In der vorliegenden Arbeit wird das Konzept des Process Reward Learning (PRL) vorgestellt. PRL zerlegt das entropie‑regularisierte Reinforcement‑Learning‑Ziel in Zwischenschritte und definiert dafür rigorose Prozessbelohnungen. Theoretisch entspricht PRL der Maximierung von Belohnungen plus einer KL‑Divergenz‑Strafe zwischen dem Politikmodell und einem Referenzmodell. Durch die Umwandlung von Ergebnisbelohnungen in Prozess‑Supervisionssignale wird die Exploration während der RL‑Optimierung gezielter gelenkt.
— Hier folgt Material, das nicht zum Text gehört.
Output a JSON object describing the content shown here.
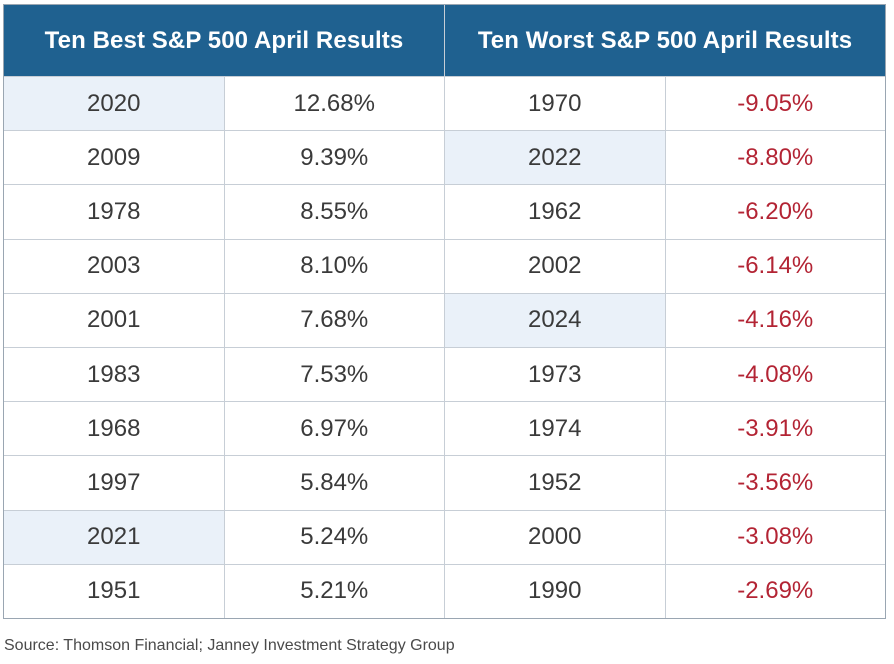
{
  "chart_data": {
    "type": "table",
    "tables": [
      {
        "title": "Ten Best S&P 500 April Results",
        "rows": [
          {
            "year": "2020",
            "return": "12.68%",
            "highlight": true
          },
          {
            "year": "2009",
            "return": "9.39%",
            "highlight": false
          },
          {
            "year": "1978",
            "return": "8.55%",
            "highlight": false
          },
          {
            "year": "2003",
            "return": "8.10%",
            "highlight": false
          },
          {
            "year": "2001",
            "return": "7.68%",
            "highlight": false
          },
          {
            "year": "1983",
            "return": "7.53%",
            "highlight": false
          },
          {
            "year": "1968",
            "return": "6.97%",
            "highlight": false
          },
          {
            "year": "1997",
            "return": "5.84%",
            "highlight": false
          },
          {
            "year": "2021",
            "return": "5.24%",
            "highlight": true
          },
          {
            "year": "1951",
            "return": "5.21%",
            "highlight": false
          }
        ]
      },
      {
        "title": "Ten Worst S&P 500 April Results",
        "rows": [
          {
            "year": "1970",
            "return": "-9.05%",
            "highlight": false
          },
          {
            "year": "2022",
            "return": "-8.80%",
            "highlight": true
          },
          {
            "year": "1962",
            "return": "-6.20%",
            "highlight": false
          },
          {
            "year": "2002",
            "return": "-6.14%",
            "highlight": false
          },
          {
            "year": "2024",
            "return": "-4.16%",
            "highlight": true
          },
          {
            "year": "1973",
            "return": "-4.08%",
            "highlight": false
          },
          {
            "year": "1974",
            "return": "-3.91%",
            "highlight": false
          },
          {
            "year": "1952",
            "return": "-3.56%",
            "highlight": false
          },
          {
            "year": "2000",
            "return": "-3.08%",
            "highlight": false
          },
          {
            "year": "1990",
            "return": "-2.69%",
            "highlight": false
          }
        ]
      }
    ],
    "source": "Source: Thomson Financial; Janney Investment Strategy Group"
  },
  "colors": {
    "header_bg": "#1f6190",
    "highlight_bg": "#eaf1f9",
    "negative_text": "#b32434",
    "grid": "#c7ced6"
  }
}
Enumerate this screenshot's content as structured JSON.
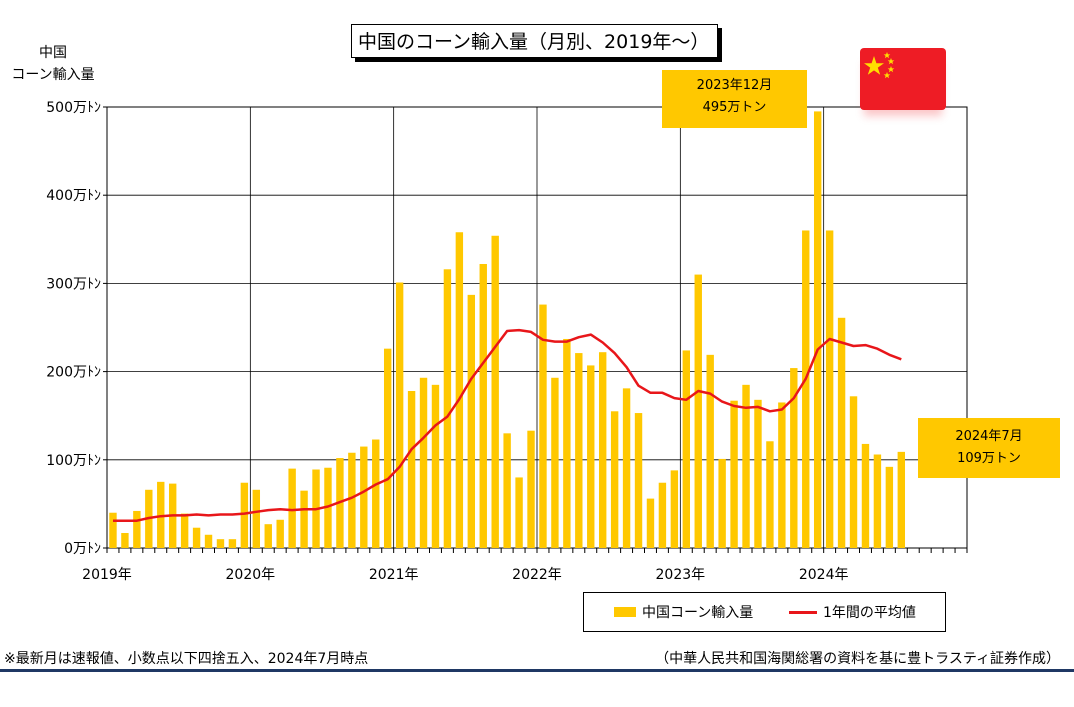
{
  "title": "中国のコーン輸入量（月別、2019年〜）",
  "y_axis_title_line1": "中国",
  "y_axis_title_line2": "コーン輸入量",
  "callouts": {
    "peak": {
      "line1": "2023年12月",
      "line2": "495万トン"
    },
    "latest": {
      "line1": "2024年7月",
      "line2": "109万トン"
    }
  },
  "legend": {
    "bar_label": "中国コーン輸入量",
    "line_label": "1年間の平均値"
  },
  "footnote": "※最新月は速報値、小数点以下四捨五入、2024年7月時点",
  "source": "（中華人民共和国海関総署の資料を基に豊トラスティ証券作成）",
  "colors": {
    "bar": "#ffc800",
    "line": "#e8161a",
    "grid": "#000000",
    "flag_red": "#ee1c25",
    "flag_star": "#ffde00",
    "rule": "#1f3864"
  },
  "icons": {
    "flag": "china-flag-icon"
  },
  "chart_data": {
    "type": "bar",
    "title": "中国のコーン輸入量（月別、2019年〜）",
    "ylabel": "中国 コーン輸入量",
    "ylim": [
      0,
      500
    ],
    "y_unit": "万トン",
    "yticks": [
      "0万ﾄﾝ",
      "100万ﾄﾝ",
      "200万ﾄﾝ",
      "300万ﾄﾝ",
      "400万ﾄﾝ",
      "500万ﾄﾝ"
    ],
    "xticks": [
      "2019年",
      "2020年",
      "2021年",
      "2022年",
      "2023年",
      "2024年"
    ],
    "grid": true,
    "legend_position": "bottom-right",
    "x_months": 72,
    "series": [
      {
        "name": "中国コーン輸入量",
        "type": "bar",
        "values": [
          40,
          17,
          42,
          66,
          75,
          73,
          39,
          23,
          15,
          10,
          10,
          74,
          66,
          27,
          32,
          90,
          65,
          89,
          91,
          102,
          108,
          115,
          123,
          226,
          301,
          178,
          193,
          185,
          316,
          358,
          287,
          322,
          354,
          130,
          80,
          133,
          276,
          193,
          237,
          221,
          207,
          222,
          155,
          181,
          153,
          56,
          74,
          88,
          224,
          310,
          219,
          101,
          167,
          185,
          168,
          121,
          165,
          204,
          360,
          495,
          360,
          261,
          172,
          118,
          106,
          92,
          109
        ]
      },
      {
        "name": "1年間の平均値",
        "type": "line",
        "values": [
          31,
          31,
          31,
          34,
          36,
          37,
          37,
          38,
          37,
          38,
          38,
          39,
          41,
          43,
          44,
          43,
          44,
          44,
          47,
          52,
          57,
          64,
          72,
          78,
          92,
          112,
          125,
          139,
          149,
          169,
          192,
          210,
          228,
          246,
          247,
          245,
          236,
          234,
          234,
          239,
          242,
          233,
          221,
          205,
          184,
          176,
          176,
          170,
          168,
          178,
          175,
          166,
          161,
          159,
          160,
          155,
          157,
          170,
          192,
          225,
          237,
          233,
          229,
          230,
          226,
          219,
          214
        ]
      }
    ]
  }
}
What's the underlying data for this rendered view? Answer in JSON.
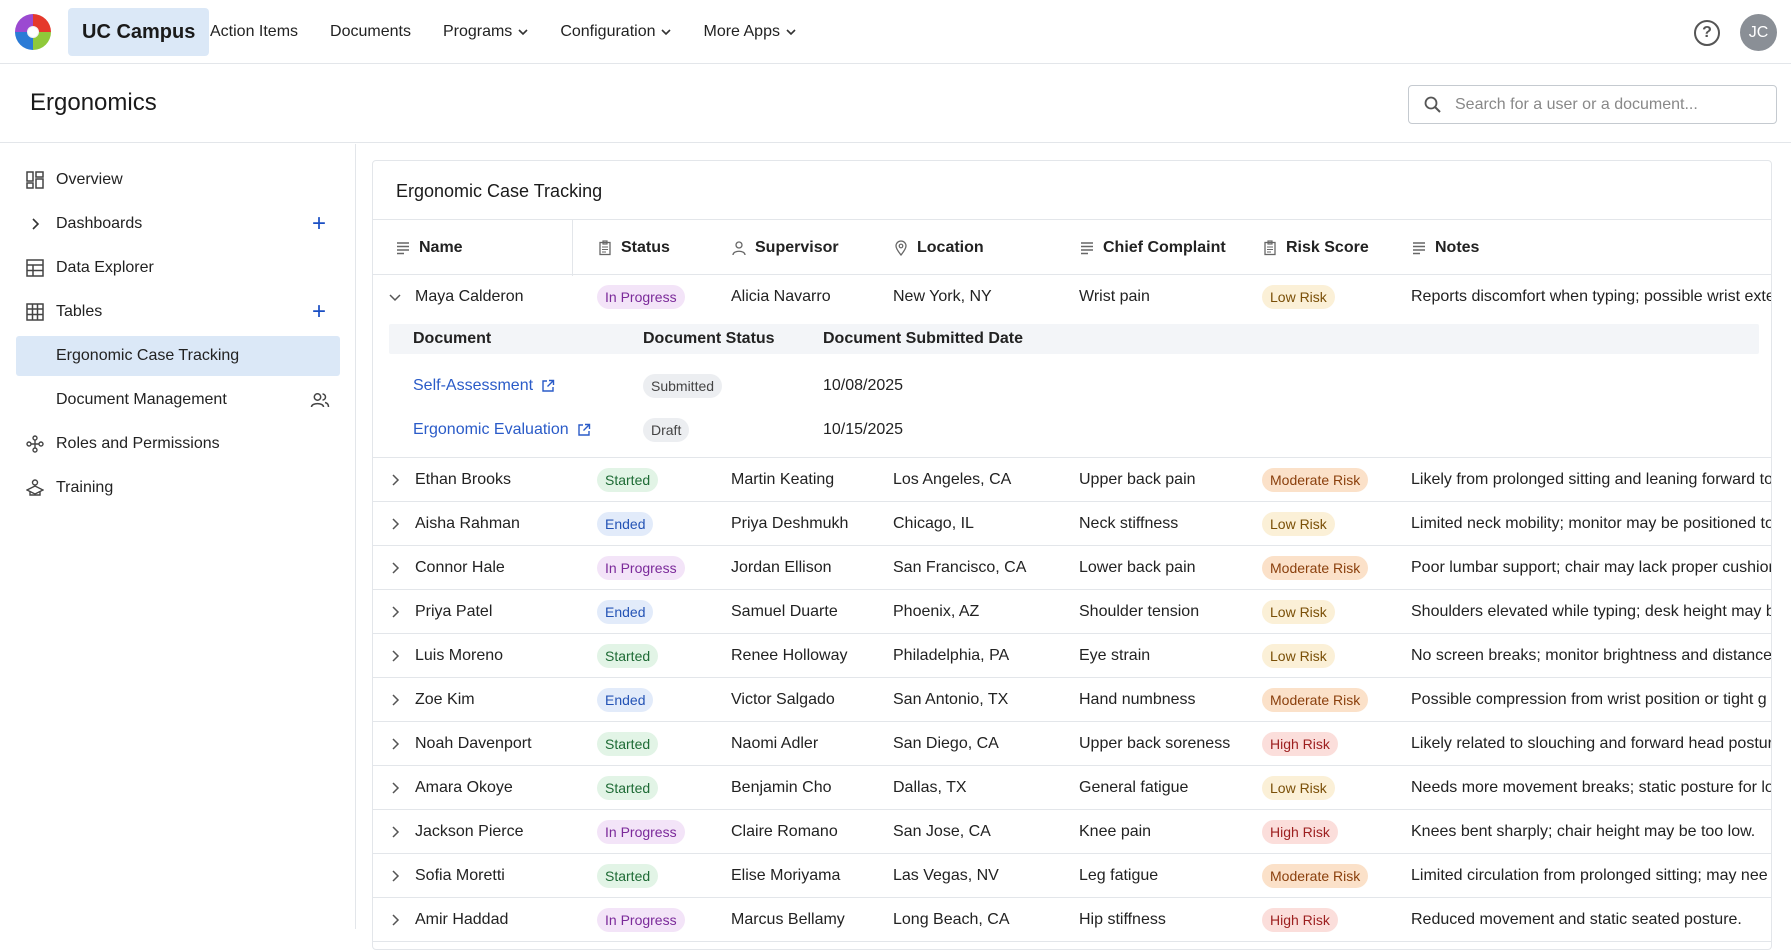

Experimentelle Ergebnisse zeigen, dass PRL die durchschnittliche Leistung von LLMs in Bezug auf das „average @ n“-Kriterium deutlich verbessert und gleichzeitig die „pass @ n“-Metrik steigert. Damit wird nicht nur die durchschnittliche Denkfähigkeit erhöht, sondern auch die Grenzen des Denkens erweitert. Umfangreiche Tests bestätigen die Wirksamkeit von PRL und lassen darauf schließen, dass die Methode auf verschiedene Modelle und Aufgaben übertragbar ist.
Zusammenfassend demonstriert PRL, dass ein fein abgestimmtes Prozess‑Belohnungssystem die Effizienz und Effektivität von LLM‑Trainingsprozessen signifikant steigern kann. Diese Erkenntnisse eröffnen neue Perspektiven für die Entwicklung leistungsfähigerer, besser erklärbarer Sprachmodelle.